Potential Outcome Modeling and Estimation in DiD Designs with Staggered Treatments
Siddhartha Chib, Kenichi Shimizu
TL;DR
This paper tackles the challenge of estimating group-time ATT effects in Difference-in-Differences designs with staggered treatment by introducing a unified potential-outcomes model that enforces parallel trends and no anticipation directly at the model level. It develops a Bayesian estimation framework with flexible priors (including thick-tailed and hierarchical options) and shows a Bernstein-von Mises result to justify frequentist-style inference from Bayesian posterior draws, while also offering an iterated feasible GLS estimator that aligns frequentist procedures with the Bayesian updates. The approach accommodates unobserved heterogeneity via random intercepts and covariate-driven random effects, and it provides practical tools for pre-treatment trend assessment through marginal likelihood comparisons. Empirically, it demonstrates comparable performance to existing methods in large samples and notable improvements in small samples due to regularization, illustrated with simulations and a minimum wage–teen employment app, and is implemented in the bdid software package to support practitioners.
Abstract
We develop a unified model for both treated and untreated potential outcomes for Difference-in-Differences designs with multiple time periods and staggered treatment adoption that respects parallel trends and no anticipation. The model incorporates unobserved heterogeneity through sequence-specific random effects and covariate-dependent random intercepts, allowing for flexible baseline dynamics while preserving causal identification. The model lends itself to straightforward inference about group-specific, time-varying Average Treatment Effects on the Treated (ATTs). In contrast to existing methods, it is easy to regularize the ATT parameters in our framework. For Bayesian inference, prior information on the ATTs is incorporated through black-box training sample priors and, in small-sample settings, through thick-tailed t-priors that shrink ATTs of small magnitude toward zero.

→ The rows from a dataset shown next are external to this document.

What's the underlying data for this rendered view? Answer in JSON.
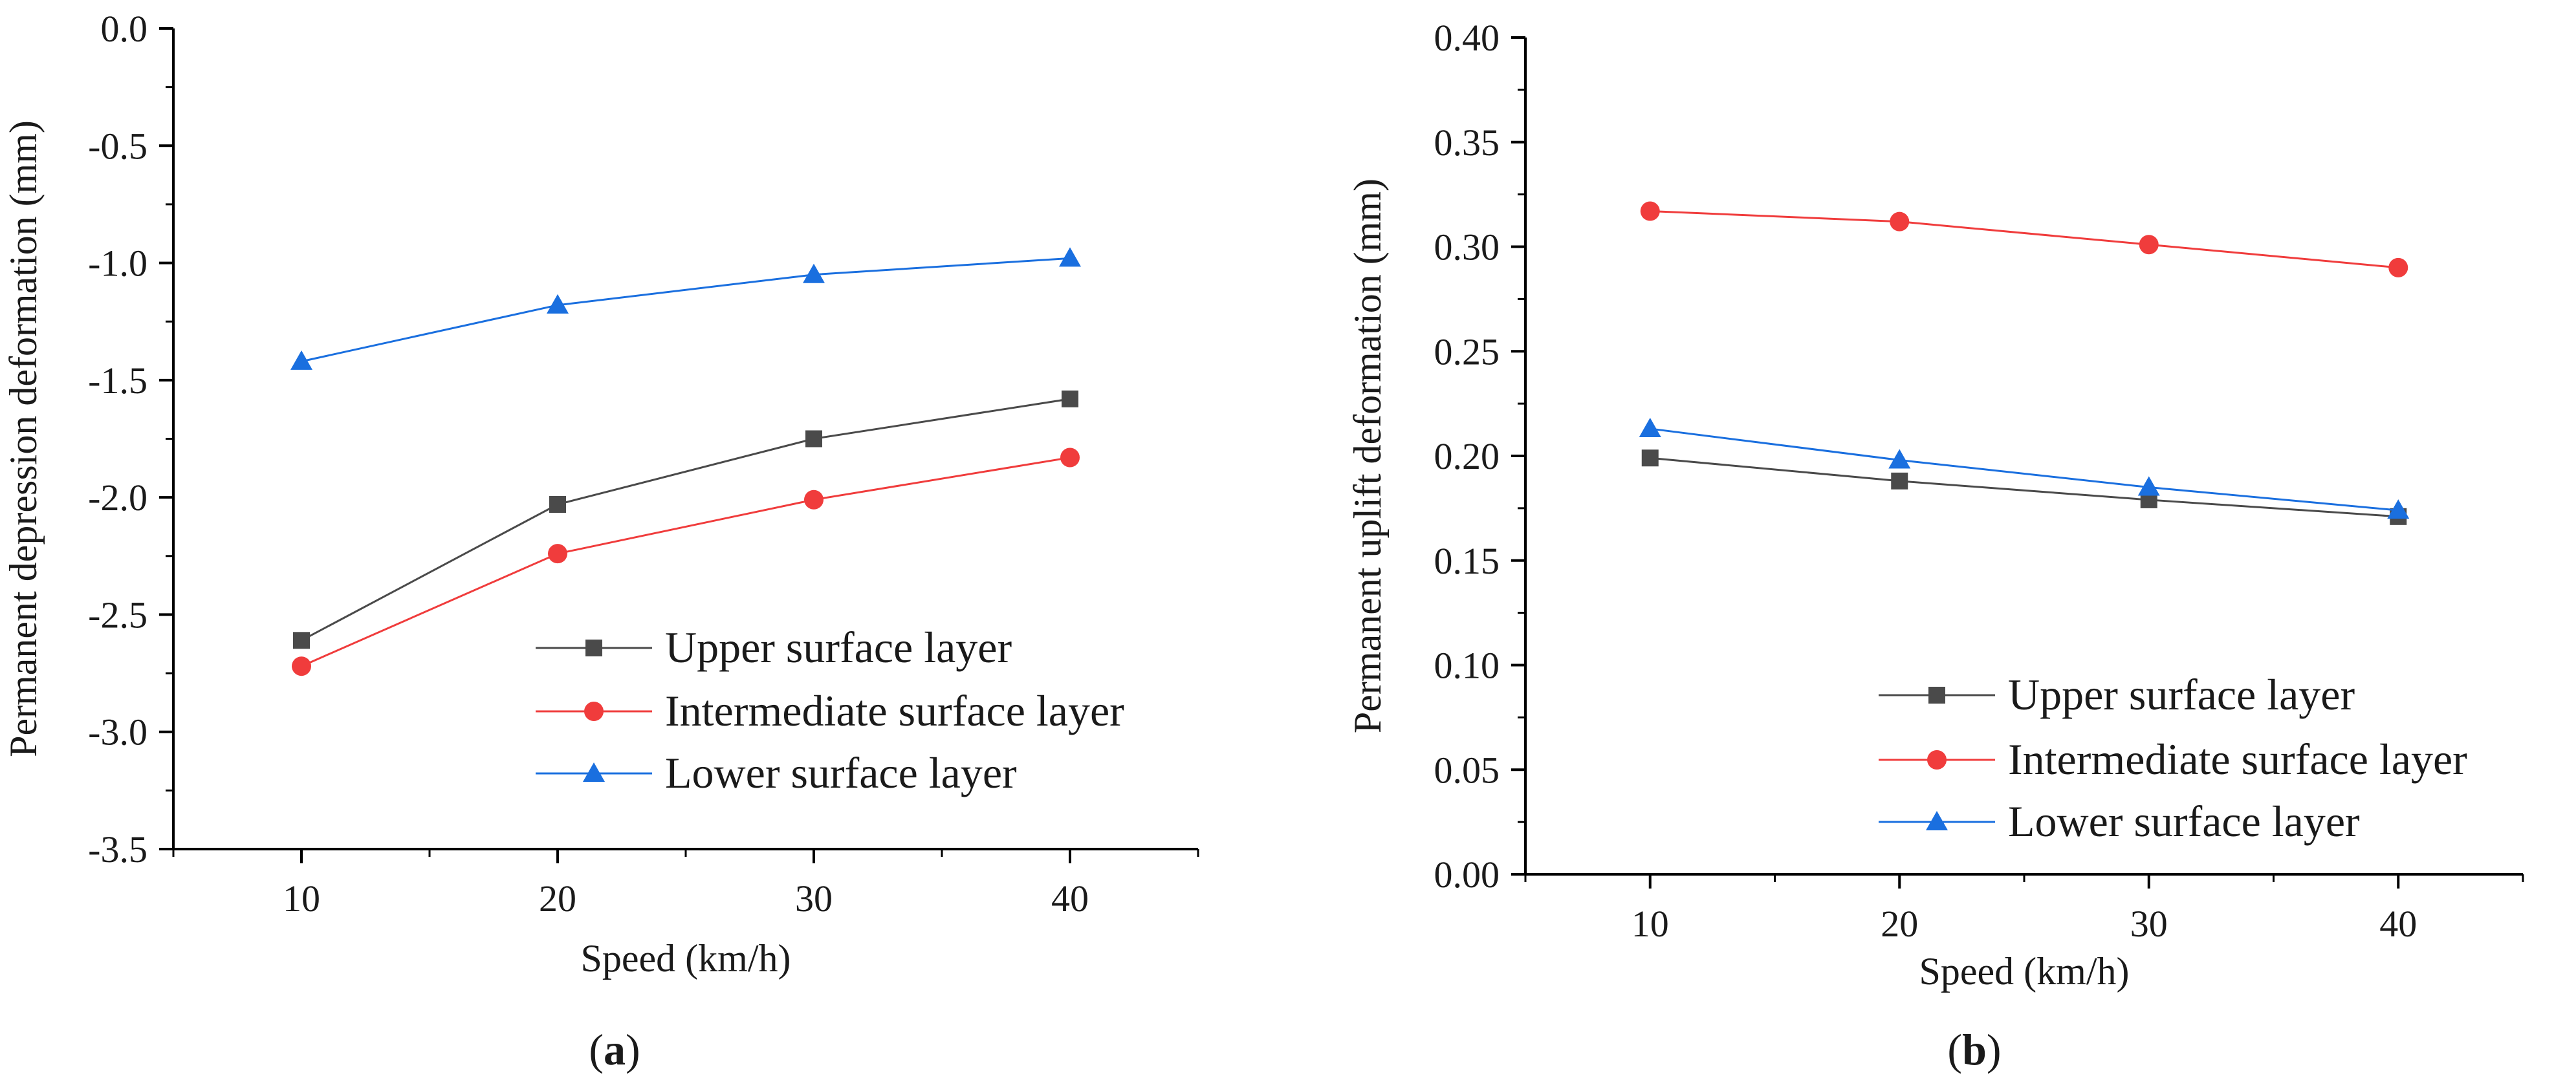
{
  "chart_data": [
    {
      "type": "line",
      "panel_label": "a",
      "title": "",
      "xlabel": "Speed (km/h)",
      "ylabel": "Permanent depression deformation (mm)",
      "x": [
        10,
        20,
        30,
        40
      ],
      "xlim": [
        5,
        45
      ],
      "ylim": [
        -3.5,
        0.0
      ],
      "xticks": [
        10,
        20,
        30,
        40
      ],
      "xtick_labels": [
        "10",
        "20",
        "30",
        "40"
      ],
      "yticks": [
        0.0,
        -0.5,
        -1.0,
        -1.5,
        -2.0,
        -2.5,
        -3.0,
        -3.5
      ],
      "ytick_labels": [
        "0.0",
        "-0.5",
        "-1.0",
        "-1.5",
        "-2.0",
        "-2.5",
        "-3.0",
        "-3.5"
      ],
      "grid": false,
      "legend_position": "bottom-right",
      "series": [
        {
          "name": "Upper surface layer",
          "marker": "square",
          "color": "#4a4a4a",
          "values": [
            -2.61,
            -2.03,
            -1.75,
            -1.58
          ]
        },
        {
          "name": "Intermediate surface layer",
          "marker": "circle",
          "color": "#f03c3c",
          "values": [
            -2.72,
            -2.24,
            -2.01,
            -1.83
          ]
        },
        {
          "name": "Lower surface layer",
          "marker": "triangle",
          "color": "#1a6fdf",
          "values": [
            -1.42,
            -1.18,
            -1.05,
            -0.98
          ]
        }
      ]
    },
    {
      "type": "line",
      "panel_label": "b",
      "title": "",
      "xlabel": "Speed (km/h)",
      "ylabel": "Permanent uplift deformation (mm)",
      "x": [
        10,
        20,
        30,
        40
      ],
      "xlim": [
        5,
        45
      ],
      "ylim": [
        0.0,
        0.4
      ],
      "xticks": [
        10,
        20,
        30,
        40
      ],
      "xtick_labels": [
        "10",
        "20",
        "30",
        "40"
      ],
      "yticks": [
        0.0,
        0.05,
        0.1,
        0.15,
        0.2,
        0.25,
        0.3,
        0.35,
        0.4
      ],
      "ytick_labels": [
        "0.00",
        "0.05",
        "0.10",
        "0.15",
        "0.20",
        "0.25",
        "0.30",
        "0.35",
        "0.40"
      ],
      "grid": false,
      "legend_position": "bottom-right",
      "series": [
        {
          "name": "Upper surface layer",
          "marker": "square",
          "color": "#4a4a4a",
          "values": [
            0.199,
            0.188,
            0.179,
            0.171
          ]
        },
        {
          "name": "Intermediate surface layer",
          "marker": "circle",
          "color": "#f03c3c",
          "values": [
            0.317,
            0.312,
            0.301,
            0.29
          ]
        },
        {
          "name": "Lower surface layer",
          "marker": "triangle",
          "color": "#1a6fdf",
          "values": [
            0.213,
            0.198,
            0.185,
            0.174
          ]
        }
      ]
    }
  ]
}
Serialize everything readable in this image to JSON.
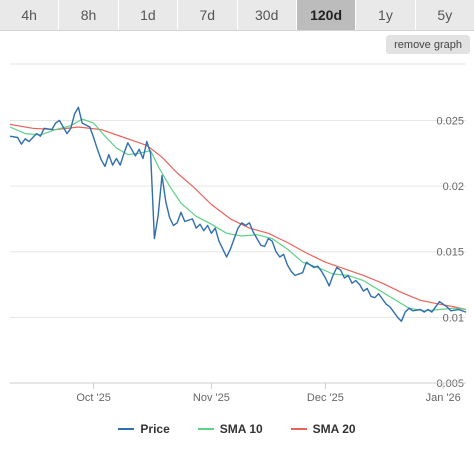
{
  "tabs": [
    {
      "label": "4h",
      "active": false
    },
    {
      "label": "8h",
      "active": false
    },
    {
      "label": "1d",
      "active": false
    },
    {
      "label": "7d",
      "active": false
    },
    {
      "label": "30d",
      "active": false
    },
    {
      "label": "120d",
      "active": true
    },
    {
      "label": "1y",
      "active": false
    },
    {
      "label": "5y",
      "active": false
    }
  ],
  "remove_graph_label": "remove graph",
  "chart_data": {
    "type": "line",
    "x_range": [
      "2025-09-09",
      "2026-01-07"
    ],
    "ylim": [
      0.005,
      0.0293
    ],
    "yticks": [
      {
        "value": 0.025,
        "label": "0.025"
      },
      {
        "value": 0.02,
        "label": "0.02"
      },
      {
        "value": 0.015,
        "label": "0.015"
      },
      {
        "value": 0.01,
        "label": "0.01"
      },
      {
        "value": 0.005,
        "label": "0.005"
      }
    ],
    "xticks": [
      {
        "date": "2025-10-01",
        "label": "Oct '25"
      },
      {
        "date": "2025-11-01",
        "label": "Nov '25"
      },
      {
        "date": "2025-12-01",
        "label": "Dec '25"
      },
      {
        "date": "2026-01-01",
        "label": "Jan '26"
      }
    ],
    "grid": true,
    "legend_position": "bottom",
    "series": [
      {
        "name": "Price",
        "color": "#2f6fad",
        "points": [
          [
            "2025-09-09",
            0.0238
          ],
          [
            "2025-09-11",
            0.0237
          ],
          [
            "2025-09-12",
            0.0232
          ],
          [
            "2025-09-13",
            0.0236
          ],
          [
            "2025-09-14",
            0.0234
          ],
          [
            "2025-09-16",
            0.024
          ],
          [
            "2025-09-17",
            0.0238
          ],
          [
            "2025-09-18",
            0.0244
          ],
          [
            "2025-09-20",
            0.0243
          ],
          [
            "2025-09-21",
            0.0248
          ],
          [
            "2025-09-22",
            0.025
          ],
          [
            "2025-09-24",
            0.024
          ],
          [
            "2025-09-25",
            0.0244
          ],
          [
            "2025-09-26",
            0.0255
          ],
          [
            "2025-09-27",
            0.026
          ],
          [
            "2025-09-28",
            0.0248
          ],
          [
            "2025-09-30",
            0.0245
          ],
          [
            "2025-10-01",
            0.0237
          ],
          [
            "2025-10-02",
            0.0228
          ],
          [
            "2025-10-03",
            0.022
          ],
          [
            "2025-10-04",
            0.0215
          ],
          [
            "2025-10-05",
            0.0224
          ],
          [
            "2025-10-06",
            0.0216
          ],
          [
            "2025-10-07",
            0.0221
          ],
          [
            "2025-10-08",
            0.0216
          ],
          [
            "2025-10-09",
            0.0225
          ],
          [
            "2025-10-10",
            0.0233
          ],
          [
            "2025-10-11",
            0.0228
          ],
          [
            "2025-10-12",
            0.0223
          ],
          [
            "2025-10-13",
            0.0228
          ],
          [
            "2025-10-14",
            0.0221
          ],
          [
            "2025-10-15",
            0.0234
          ],
          [
            "2025-10-16",
            0.0225
          ],
          [
            "2025-10-17",
            0.016
          ],
          [
            "2025-10-18",
            0.0178
          ],
          [
            "2025-10-19",
            0.0208
          ],
          [
            "2025-10-20",
            0.0188
          ],
          [
            "2025-10-21",
            0.0176
          ],
          [
            "2025-10-22",
            0.017
          ],
          [
            "2025-10-23",
            0.0172
          ],
          [
            "2025-10-24",
            0.018
          ],
          [
            "2025-10-25",
            0.0173
          ],
          [
            "2025-10-27",
            0.0175
          ],
          [
            "2025-10-28",
            0.0168
          ],
          [
            "2025-10-29",
            0.0171
          ],
          [
            "2025-10-30",
            0.0166
          ],
          [
            "2025-10-31",
            0.017
          ],
          [
            "2025-11-01",
            0.0164
          ],
          [
            "2025-11-02",
            0.0168
          ],
          [
            "2025-11-03",
            0.0158
          ],
          [
            "2025-11-04",
            0.0152
          ],
          [
            "2025-11-05",
            0.0146
          ],
          [
            "2025-11-06",
            0.0152
          ],
          [
            "2025-11-07",
            0.016
          ],
          [
            "2025-11-08",
            0.0168
          ],
          [
            "2025-11-09",
            0.0172
          ],
          [
            "2025-11-10",
            0.017
          ],
          [
            "2025-11-11",
            0.0172
          ],
          [
            "2025-11-12",
            0.0165
          ],
          [
            "2025-11-13",
            0.016
          ],
          [
            "2025-11-14",
            0.0155
          ],
          [
            "2025-11-15",
            0.0154
          ],
          [
            "2025-11-16",
            0.016
          ],
          [
            "2025-11-17",
            0.0158
          ],
          [
            "2025-11-18",
            0.015
          ],
          [
            "2025-11-19",
            0.0146
          ],
          [
            "2025-11-20",
            0.0148
          ],
          [
            "2025-11-21",
            0.014
          ],
          [
            "2025-11-22",
            0.0135
          ],
          [
            "2025-11-23",
            0.0132
          ],
          [
            "2025-11-25",
            0.0134
          ],
          [
            "2025-11-26",
            0.0142
          ],
          [
            "2025-11-27",
            0.014
          ],
          [
            "2025-11-28",
            0.0138
          ],
          [
            "2025-11-29",
            0.0139
          ],
          [
            "2025-11-30",
            0.0135
          ],
          [
            "2025-12-01",
            0.013
          ],
          [
            "2025-12-02",
            0.0124
          ],
          [
            "2025-12-03",
            0.0132
          ],
          [
            "2025-12-04",
            0.0138
          ],
          [
            "2025-12-05",
            0.0136
          ],
          [
            "2025-12-06",
            0.013
          ],
          [
            "2025-12-07",
            0.0132
          ],
          [
            "2025-12-08",
            0.0126
          ],
          [
            "2025-12-09",
            0.0128
          ],
          [
            "2025-12-10",
            0.0125
          ],
          [
            "2025-12-11",
            0.012
          ],
          [
            "2025-12-12",
            0.0122
          ],
          [
            "2025-12-13",
            0.0116
          ],
          [
            "2025-12-14",
            0.0115
          ],
          [
            "2025-12-15",
            0.0118
          ],
          [
            "2025-12-16",
            0.0114
          ],
          [
            "2025-12-17",
            0.011
          ],
          [
            "2025-12-18",
            0.0108
          ],
          [
            "2025-12-19",
            0.0104
          ],
          [
            "2025-12-20",
            0.01
          ],
          [
            "2025-12-21",
            0.0097
          ],
          [
            "2025-12-22",
            0.0104
          ],
          [
            "2025-12-23",
            0.0107
          ],
          [
            "2025-12-24",
            0.0105
          ],
          [
            "2025-12-26",
            0.0106
          ],
          [
            "2025-12-27",
            0.0104
          ],
          [
            "2025-12-28",
            0.0106
          ],
          [
            "2025-12-29",
            0.0104
          ],
          [
            "2025-12-30",
            0.0108
          ],
          [
            "2025-12-31",
            0.0112
          ],
          [
            "2026-01-01",
            0.011
          ],
          [
            "2026-01-02",
            0.0108
          ],
          [
            "2026-01-03",
            0.0105
          ],
          [
            "2026-01-05",
            0.0106
          ],
          [
            "2026-01-07",
            0.0104
          ]
        ]
      },
      {
        "name": "SMA 10",
        "color": "#5fd08a",
        "points": [
          [
            "2025-09-09",
            0.0245
          ],
          [
            "2025-09-13",
            0.024
          ],
          [
            "2025-09-17",
            0.0239
          ],
          [
            "2025-09-21",
            0.0243
          ],
          [
            "2025-09-25",
            0.0246
          ],
          [
            "2025-09-28",
            0.0251
          ],
          [
            "2025-10-01",
            0.0248
          ],
          [
            "2025-10-04",
            0.0238
          ],
          [
            "2025-10-07",
            0.0229
          ],
          [
            "2025-10-10",
            0.0224
          ],
          [
            "2025-10-13",
            0.0225
          ],
          [
            "2025-10-16",
            0.0227
          ],
          [
            "2025-10-18",
            0.0215
          ],
          [
            "2025-10-21",
            0.02
          ],
          [
            "2025-10-24",
            0.0187
          ],
          [
            "2025-10-28",
            0.0177
          ],
          [
            "2025-11-01",
            0.0171
          ],
          [
            "2025-11-05",
            0.0164
          ],
          [
            "2025-11-09",
            0.0162
          ],
          [
            "2025-11-13",
            0.0163
          ],
          [
            "2025-11-17",
            0.016
          ],
          [
            "2025-11-21",
            0.0152
          ],
          [
            "2025-11-25",
            0.0142
          ],
          [
            "2025-11-29",
            0.0138
          ],
          [
            "2025-12-03",
            0.0133
          ],
          [
            "2025-12-07",
            0.0132
          ],
          [
            "2025-12-11",
            0.0128
          ],
          [
            "2025-12-15",
            0.0121
          ],
          [
            "2025-12-19",
            0.0114
          ],
          [
            "2025-12-23",
            0.0107
          ],
          [
            "2025-12-27",
            0.0105
          ],
          [
            "2025-12-31",
            0.0106
          ],
          [
            "2026-01-04",
            0.0107
          ],
          [
            "2026-01-07",
            0.0106
          ]
        ]
      },
      {
        "name": "SMA 20",
        "color": "#e8645a",
        "points": [
          [
            "2025-09-09",
            0.0247
          ],
          [
            "2025-09-15",
            0.0244
          ],
          [
            "2025-09-21",
            0.0243
          ],
          [
            "2025-09-27",
            0.0245
          ],
          [
            "2025-10-03",
            0.0243
          ],
          [
            "2025-10-09",
            0.0237
          ],
          [
            "2025-10-15",
            0.0231
          ],
          [
            "2025-10-19",
            0.0222
          ],
          [
            "2025-10-23",
            0.021
          ],
          [
            "2025-10-27",
            0.02
          ],
          [
            "2025-11-01",
            0.0186
          ],
          [
            "2025-11-06",
            0.0175
          ],
          [
            "2025-11-11",
            0.0168
          ],
          [
            "2025-11-16",
            0.0164
          ],
          [
            "2025-11-21",
            0.0157
          ],
          [
            "2025-11-26",
            0.0149
          ],
          [
            "2025-12-01",
            0.0142
          ],
          [
            "2025-12-06",
            0.0137
          ],
          [
            "2025-12-11",
            0.0132
          ],
          [
            "2025-12-16",
            0.0126
          ],
          [
            "2025-12-21",
            0.0119
          ],
          [
            "2025-12-26",
            0.0113
          ],
          [
            "2025-12-31",
            0.011
          ],
          [
            "2026-01-04",
            0.0108
          ],
          [
            "2026-01-07",
            0.0106
          ]
        ]
      }
    ]
  }
}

A hierarchical prior can be employed when ATTs are defined at sub-categories. A Bernstein-von Mises result justifies posterior inference for the treatment effects. To show that the model provides a common foundation for Bayesian and frequentist inference, we develop an iterated feasible GLS based estimation of the ATTs that is based on the updates in the Bayesian posterior sampling. The model and methodology are illustrated in an empirical study of the effects of minimum wage increases on teen employment in the U.S.